I primi seguaci di Gesù e, nei primi secoli coloro che si convertivano alla via di Gesù di Nazareth, erano tenuti a rifiutare l’uso delle armi e l’esercitare il mestiere di soldati. Gli Atti del martirio di Massimiliano di Tebessa (martirio avvenuto il 12 marzo dell’anno 295 dopo Cristo), ritenuti autentici, ce lo testimoniano. Continuare nello stato militare, ai soldati che si convertivano, era permesso alla condizione di non usare le armi; potevano eseguire solo ruoli di servizio nel genio militare, costruire strade, consegnare la posta, ecc.

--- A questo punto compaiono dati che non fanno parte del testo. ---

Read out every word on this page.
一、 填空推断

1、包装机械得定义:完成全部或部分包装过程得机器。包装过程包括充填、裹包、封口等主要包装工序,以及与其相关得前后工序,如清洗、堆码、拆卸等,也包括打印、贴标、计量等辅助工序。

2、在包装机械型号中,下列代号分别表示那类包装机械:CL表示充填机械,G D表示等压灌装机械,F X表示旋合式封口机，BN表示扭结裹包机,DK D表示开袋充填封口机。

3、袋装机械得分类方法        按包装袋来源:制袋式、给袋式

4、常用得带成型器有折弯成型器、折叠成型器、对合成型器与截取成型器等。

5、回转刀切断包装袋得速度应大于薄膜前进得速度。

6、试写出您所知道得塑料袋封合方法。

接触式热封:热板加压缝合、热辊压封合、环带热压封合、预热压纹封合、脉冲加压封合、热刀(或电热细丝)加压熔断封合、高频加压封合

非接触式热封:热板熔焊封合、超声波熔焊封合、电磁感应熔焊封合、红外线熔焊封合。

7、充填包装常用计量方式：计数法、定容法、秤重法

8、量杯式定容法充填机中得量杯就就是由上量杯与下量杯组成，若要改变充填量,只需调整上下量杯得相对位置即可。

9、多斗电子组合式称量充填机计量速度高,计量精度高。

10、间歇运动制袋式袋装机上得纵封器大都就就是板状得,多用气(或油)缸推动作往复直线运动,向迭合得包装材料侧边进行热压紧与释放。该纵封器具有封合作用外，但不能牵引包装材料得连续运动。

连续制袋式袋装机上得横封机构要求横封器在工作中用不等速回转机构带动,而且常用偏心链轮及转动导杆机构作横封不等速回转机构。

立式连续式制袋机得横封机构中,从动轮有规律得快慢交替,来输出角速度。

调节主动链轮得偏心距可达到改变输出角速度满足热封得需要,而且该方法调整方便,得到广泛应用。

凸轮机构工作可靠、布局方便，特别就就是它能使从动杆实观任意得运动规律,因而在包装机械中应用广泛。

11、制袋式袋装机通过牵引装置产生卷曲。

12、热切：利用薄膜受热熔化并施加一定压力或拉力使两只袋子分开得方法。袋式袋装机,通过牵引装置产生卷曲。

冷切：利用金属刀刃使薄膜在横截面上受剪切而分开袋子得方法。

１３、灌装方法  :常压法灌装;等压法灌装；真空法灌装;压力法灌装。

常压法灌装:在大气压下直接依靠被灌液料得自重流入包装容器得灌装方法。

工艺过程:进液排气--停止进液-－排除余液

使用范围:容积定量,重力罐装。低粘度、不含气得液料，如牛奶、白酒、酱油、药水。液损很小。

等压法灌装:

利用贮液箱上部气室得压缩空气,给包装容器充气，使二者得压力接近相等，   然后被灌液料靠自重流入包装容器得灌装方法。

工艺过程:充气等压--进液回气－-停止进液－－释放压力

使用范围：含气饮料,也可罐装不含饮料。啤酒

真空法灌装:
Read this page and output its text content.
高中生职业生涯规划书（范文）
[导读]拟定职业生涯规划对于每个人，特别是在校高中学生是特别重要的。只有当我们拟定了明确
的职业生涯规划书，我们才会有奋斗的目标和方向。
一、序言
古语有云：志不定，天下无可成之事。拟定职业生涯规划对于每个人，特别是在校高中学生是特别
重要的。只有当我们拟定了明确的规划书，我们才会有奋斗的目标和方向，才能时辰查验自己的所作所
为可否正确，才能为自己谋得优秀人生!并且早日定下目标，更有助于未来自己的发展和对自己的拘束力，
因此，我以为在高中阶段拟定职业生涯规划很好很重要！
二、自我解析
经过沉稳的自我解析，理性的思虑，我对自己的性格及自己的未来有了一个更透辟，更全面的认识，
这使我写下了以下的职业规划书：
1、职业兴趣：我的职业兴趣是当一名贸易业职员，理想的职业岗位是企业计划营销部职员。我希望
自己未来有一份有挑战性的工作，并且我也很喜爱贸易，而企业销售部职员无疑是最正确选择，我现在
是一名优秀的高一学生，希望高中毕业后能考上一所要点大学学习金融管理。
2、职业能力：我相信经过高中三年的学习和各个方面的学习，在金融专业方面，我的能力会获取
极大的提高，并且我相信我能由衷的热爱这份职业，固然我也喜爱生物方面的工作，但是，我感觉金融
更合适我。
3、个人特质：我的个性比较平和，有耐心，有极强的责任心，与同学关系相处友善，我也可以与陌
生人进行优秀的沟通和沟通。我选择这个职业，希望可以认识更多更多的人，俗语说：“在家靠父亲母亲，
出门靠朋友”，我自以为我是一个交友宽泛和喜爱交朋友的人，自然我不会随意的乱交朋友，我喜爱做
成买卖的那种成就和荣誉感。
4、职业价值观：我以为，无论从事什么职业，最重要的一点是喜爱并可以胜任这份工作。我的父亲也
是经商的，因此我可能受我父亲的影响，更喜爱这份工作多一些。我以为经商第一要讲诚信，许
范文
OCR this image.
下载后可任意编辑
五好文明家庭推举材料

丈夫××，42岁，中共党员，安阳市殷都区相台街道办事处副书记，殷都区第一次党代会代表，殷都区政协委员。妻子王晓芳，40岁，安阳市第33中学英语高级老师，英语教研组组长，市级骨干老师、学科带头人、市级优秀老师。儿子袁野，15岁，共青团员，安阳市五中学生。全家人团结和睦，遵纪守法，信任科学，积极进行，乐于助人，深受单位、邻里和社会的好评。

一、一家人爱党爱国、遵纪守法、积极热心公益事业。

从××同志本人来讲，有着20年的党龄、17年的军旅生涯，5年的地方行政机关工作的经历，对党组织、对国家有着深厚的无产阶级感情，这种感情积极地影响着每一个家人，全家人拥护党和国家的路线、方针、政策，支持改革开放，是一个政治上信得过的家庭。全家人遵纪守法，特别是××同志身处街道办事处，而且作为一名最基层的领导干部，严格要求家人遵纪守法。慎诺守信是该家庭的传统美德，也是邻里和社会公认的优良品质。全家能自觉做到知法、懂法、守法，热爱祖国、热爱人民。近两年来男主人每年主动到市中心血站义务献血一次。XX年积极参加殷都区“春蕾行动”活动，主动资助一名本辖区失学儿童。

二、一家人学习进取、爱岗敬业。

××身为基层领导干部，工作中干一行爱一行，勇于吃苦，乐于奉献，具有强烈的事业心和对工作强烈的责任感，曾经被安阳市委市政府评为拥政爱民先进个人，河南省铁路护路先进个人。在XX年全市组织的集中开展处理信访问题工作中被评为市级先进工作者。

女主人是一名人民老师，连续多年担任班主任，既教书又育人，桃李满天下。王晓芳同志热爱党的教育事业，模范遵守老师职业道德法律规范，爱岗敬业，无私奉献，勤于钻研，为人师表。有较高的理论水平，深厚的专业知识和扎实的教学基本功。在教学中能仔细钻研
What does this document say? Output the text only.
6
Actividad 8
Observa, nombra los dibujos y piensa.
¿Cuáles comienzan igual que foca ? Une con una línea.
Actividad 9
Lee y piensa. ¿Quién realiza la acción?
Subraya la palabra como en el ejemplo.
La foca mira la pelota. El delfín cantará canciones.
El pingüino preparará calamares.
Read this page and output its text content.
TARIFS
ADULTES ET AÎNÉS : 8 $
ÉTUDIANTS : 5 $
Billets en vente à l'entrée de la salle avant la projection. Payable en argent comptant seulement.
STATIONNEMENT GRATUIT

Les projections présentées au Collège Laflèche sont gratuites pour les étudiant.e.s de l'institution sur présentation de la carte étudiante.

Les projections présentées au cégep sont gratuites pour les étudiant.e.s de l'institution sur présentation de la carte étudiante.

La storia delle Chiese cristiane dei secoli successivi, a cominciare dall’editto di Costantino sulla libertà religiosa, segna un abbandono della radicalità evangelica e lo sdoganamento della dottrina della guerra giusta.
Ogni guerra viene giustificata con la presenza di un nemico, reale o presunto, che deve essere annientato per la propria salvezza: un capro espiatorio, appunto. E la vendetta diviene diritto, anche se sul suo altare, si sacrificano le moltitudini innocenti. Ancora oggi, la guerra è una terribile vendetta, che non risolve i problemi, ma li acuisce, degrada gli umani, giustifica i genocidi, la distruzione di città intere e del patrimonio ambientale con il pretesto della sicurezza.
I cristiani, come invoca da tempo papa Francesco, dovrebbero diventare tutti costruttori di pace, partigiani della pace, operare perché la guerra sia resa tabù; promuovere l’utilizzo delle risorse per salvare le vite, non per moltiplicare le morti.
Il teologo luterano Dietrich Bonoeffer, nel suo famoso appello alla conferenza ecumenica di Fano (in Danimarca) nel 1934, dichiarava: «Pace è il contrario di sicurezza. Esigere sicurezze significa essere diffidenti e a sua volta tale diffidenza genera la guerra. Cercare delle sicurezze significa volersi proteggere. Pace significa abbandonarsi completamente al comandamento di Dio, non volere sicurezza, ma, nella fede nell’obbedienza, mettere nelle mani di Dio la storia dei popoli e non volerne disporre egoisticamente. Le battaglie non vengono vinte con le armi, ma con Dio».
E ancora: «Soltanto un grande concilio ecumenico della santa chiesa di Cristo radunata da tutto il mondo può annunciare la parola della pace così che il mondo la senta digrignando i denti e i popoli si allietino, perché questa chiesa di Cristo toglie le armi di mano ai suoi figli in nome di Cristo e proibisce loro la guerra e proclama la pace di Cristo al mondo che delira».
Oggi siamo di nuovo sprofondati nel delirio del riarmo dell’Europa, della preparazione della prossima folle guerra, della prossima “inutile strage”.